Combined Influence of Strain and Heat Loss on Premixed Flame Stabilization

Combined Influence of Strain and Heat Loss on Premixed Flame Stabilization

Combined Influence of Strain and Heat Loss on Premixed Flame Stabilization

L. Tay-Wo-Chong, M. Zellhuber, T. Komarek, H. G. Im, W. Polifke

Flow, Turbulence and Combustion, 1-32, (2015)
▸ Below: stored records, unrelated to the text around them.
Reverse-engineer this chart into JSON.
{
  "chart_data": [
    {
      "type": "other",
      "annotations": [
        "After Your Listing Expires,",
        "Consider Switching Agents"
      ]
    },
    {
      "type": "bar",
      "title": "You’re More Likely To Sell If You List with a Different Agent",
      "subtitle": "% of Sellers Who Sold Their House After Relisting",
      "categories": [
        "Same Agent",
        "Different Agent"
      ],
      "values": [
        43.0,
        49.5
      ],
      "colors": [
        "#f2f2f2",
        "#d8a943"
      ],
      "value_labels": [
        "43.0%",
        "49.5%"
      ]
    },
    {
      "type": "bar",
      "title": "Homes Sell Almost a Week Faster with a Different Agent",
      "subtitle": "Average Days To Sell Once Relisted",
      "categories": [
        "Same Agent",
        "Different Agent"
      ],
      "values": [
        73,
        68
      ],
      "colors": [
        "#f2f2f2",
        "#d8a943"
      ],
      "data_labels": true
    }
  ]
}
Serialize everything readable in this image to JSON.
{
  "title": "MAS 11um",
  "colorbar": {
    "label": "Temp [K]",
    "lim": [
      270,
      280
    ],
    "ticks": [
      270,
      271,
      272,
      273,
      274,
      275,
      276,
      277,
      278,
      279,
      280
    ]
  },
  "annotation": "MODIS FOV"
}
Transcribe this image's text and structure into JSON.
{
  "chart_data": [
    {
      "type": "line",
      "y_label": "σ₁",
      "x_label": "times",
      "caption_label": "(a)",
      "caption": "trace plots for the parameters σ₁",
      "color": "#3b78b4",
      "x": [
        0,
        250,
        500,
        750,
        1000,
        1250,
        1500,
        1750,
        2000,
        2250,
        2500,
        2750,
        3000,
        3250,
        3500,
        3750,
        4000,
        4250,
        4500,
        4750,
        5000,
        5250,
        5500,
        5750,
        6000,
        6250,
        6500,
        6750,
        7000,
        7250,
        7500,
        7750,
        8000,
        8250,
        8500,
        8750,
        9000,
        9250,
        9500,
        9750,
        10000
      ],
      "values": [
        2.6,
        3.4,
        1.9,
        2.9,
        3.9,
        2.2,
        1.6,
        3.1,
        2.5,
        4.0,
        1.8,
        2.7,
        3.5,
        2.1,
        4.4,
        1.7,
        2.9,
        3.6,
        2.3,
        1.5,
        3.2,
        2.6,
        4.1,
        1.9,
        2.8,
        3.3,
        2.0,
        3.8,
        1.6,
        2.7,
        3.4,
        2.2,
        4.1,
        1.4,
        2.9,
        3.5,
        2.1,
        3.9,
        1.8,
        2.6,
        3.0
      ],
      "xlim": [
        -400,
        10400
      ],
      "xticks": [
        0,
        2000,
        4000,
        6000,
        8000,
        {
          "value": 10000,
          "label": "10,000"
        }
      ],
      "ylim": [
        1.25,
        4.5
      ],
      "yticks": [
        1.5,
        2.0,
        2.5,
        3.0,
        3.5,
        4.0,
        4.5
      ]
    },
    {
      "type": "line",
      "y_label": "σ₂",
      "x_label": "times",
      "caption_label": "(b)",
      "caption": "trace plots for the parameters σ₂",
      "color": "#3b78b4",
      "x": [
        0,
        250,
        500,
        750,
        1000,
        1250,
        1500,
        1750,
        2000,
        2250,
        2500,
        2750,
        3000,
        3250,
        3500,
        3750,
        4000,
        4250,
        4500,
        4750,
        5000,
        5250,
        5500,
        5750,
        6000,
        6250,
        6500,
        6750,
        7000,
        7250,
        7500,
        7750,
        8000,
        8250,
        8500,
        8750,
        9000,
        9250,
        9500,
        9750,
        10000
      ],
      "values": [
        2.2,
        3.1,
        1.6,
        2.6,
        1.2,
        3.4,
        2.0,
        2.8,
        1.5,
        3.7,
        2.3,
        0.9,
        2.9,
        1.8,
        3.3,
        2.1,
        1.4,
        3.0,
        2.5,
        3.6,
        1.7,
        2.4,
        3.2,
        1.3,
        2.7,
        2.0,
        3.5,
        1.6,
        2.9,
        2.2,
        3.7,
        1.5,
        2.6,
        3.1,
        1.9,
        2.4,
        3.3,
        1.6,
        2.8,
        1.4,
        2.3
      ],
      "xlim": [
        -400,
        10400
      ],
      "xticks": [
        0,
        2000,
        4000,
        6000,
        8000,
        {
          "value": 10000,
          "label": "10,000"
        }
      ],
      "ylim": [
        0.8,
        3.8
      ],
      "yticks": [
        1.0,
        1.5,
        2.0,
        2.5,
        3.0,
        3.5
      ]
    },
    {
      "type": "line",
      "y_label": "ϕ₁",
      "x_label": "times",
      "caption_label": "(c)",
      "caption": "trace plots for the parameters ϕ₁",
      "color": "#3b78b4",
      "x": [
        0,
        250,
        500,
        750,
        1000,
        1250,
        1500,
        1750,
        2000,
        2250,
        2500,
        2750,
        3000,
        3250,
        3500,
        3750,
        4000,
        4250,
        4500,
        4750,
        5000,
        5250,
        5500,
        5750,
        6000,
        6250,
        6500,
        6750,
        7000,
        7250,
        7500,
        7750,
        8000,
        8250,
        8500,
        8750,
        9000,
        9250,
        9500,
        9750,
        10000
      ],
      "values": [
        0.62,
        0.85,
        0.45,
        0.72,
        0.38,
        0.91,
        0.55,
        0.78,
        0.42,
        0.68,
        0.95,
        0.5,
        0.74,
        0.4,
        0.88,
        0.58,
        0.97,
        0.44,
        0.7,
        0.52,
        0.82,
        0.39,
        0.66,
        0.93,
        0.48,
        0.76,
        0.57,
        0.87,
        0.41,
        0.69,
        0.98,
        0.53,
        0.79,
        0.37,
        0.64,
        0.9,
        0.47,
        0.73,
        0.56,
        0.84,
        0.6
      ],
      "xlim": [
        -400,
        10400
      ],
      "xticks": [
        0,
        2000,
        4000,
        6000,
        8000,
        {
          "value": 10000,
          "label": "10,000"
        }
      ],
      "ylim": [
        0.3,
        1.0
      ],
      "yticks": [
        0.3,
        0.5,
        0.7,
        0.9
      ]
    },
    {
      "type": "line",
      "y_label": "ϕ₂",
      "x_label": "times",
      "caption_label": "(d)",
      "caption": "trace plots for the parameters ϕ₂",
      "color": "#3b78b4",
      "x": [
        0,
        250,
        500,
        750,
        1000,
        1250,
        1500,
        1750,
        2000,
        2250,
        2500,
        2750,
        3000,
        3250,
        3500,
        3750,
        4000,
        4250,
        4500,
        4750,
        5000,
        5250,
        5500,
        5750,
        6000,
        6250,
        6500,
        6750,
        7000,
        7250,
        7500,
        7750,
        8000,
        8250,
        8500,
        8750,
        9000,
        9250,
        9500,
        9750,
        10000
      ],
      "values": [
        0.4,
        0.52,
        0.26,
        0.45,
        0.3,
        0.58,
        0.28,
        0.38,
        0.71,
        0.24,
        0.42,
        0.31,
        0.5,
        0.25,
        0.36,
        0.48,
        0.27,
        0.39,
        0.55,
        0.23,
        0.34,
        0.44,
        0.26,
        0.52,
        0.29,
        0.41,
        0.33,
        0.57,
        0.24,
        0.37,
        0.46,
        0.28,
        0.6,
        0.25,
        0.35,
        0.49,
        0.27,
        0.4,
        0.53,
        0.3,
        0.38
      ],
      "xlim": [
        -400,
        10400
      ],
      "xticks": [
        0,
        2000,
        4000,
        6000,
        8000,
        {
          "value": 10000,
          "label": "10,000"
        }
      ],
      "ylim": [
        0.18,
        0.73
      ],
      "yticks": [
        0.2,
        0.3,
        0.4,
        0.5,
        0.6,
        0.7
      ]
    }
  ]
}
L. Tay-Wo-Chong, M. Zellhuber, T. Komarek, H. G. Im, W. Polifke
Turbulent combustion, Premixed flame, Strain rate, Heat loss
2015


 

The present paper argues that the prediction of turbulent premixed flames under non-adiabatic conditions can be improved by considering the combined effects of strain and heat loss on reaction rates. The effect of strain in the presence of heat loss on the consumption speed of laminar premixed flames was quantified by calculations of asymmetric counterflow configurations (“fresh-to-burnt”) with detailed chemistry. Heat losses were introduced by setting the temperature of the incoming stream of products on the “burnt” side to values below those corresponding to adiabatic conditions. The consumption speed decreased in a roughly exponential manner with increasing strain rate, and this tendency became more pronounced in the presence of heat losses. An empirical relation in terms of Markstein number, Karlovitz Number and a non-dimensional heat loss parameter was proposed for the combined influence of strain and heat losses on the consumption speed. Combining this empirical relation with a presumed probability density function for strain in turbulent flows, an attenuation factor that accounts for the effect of strain and heat loss on the reaction rate in turbulent flows was deduced and implemented into a turbulent combustion model. URANS simulations of a premixed swirl burner were carried out and validated against flow field and OH chemiluminescence measurements. Introducing the effects of strain and heat loss into the combustion model, the flame topology observed experimentally was correctly reproduced, with good agreement between experiment and simulation for flow field and flame length.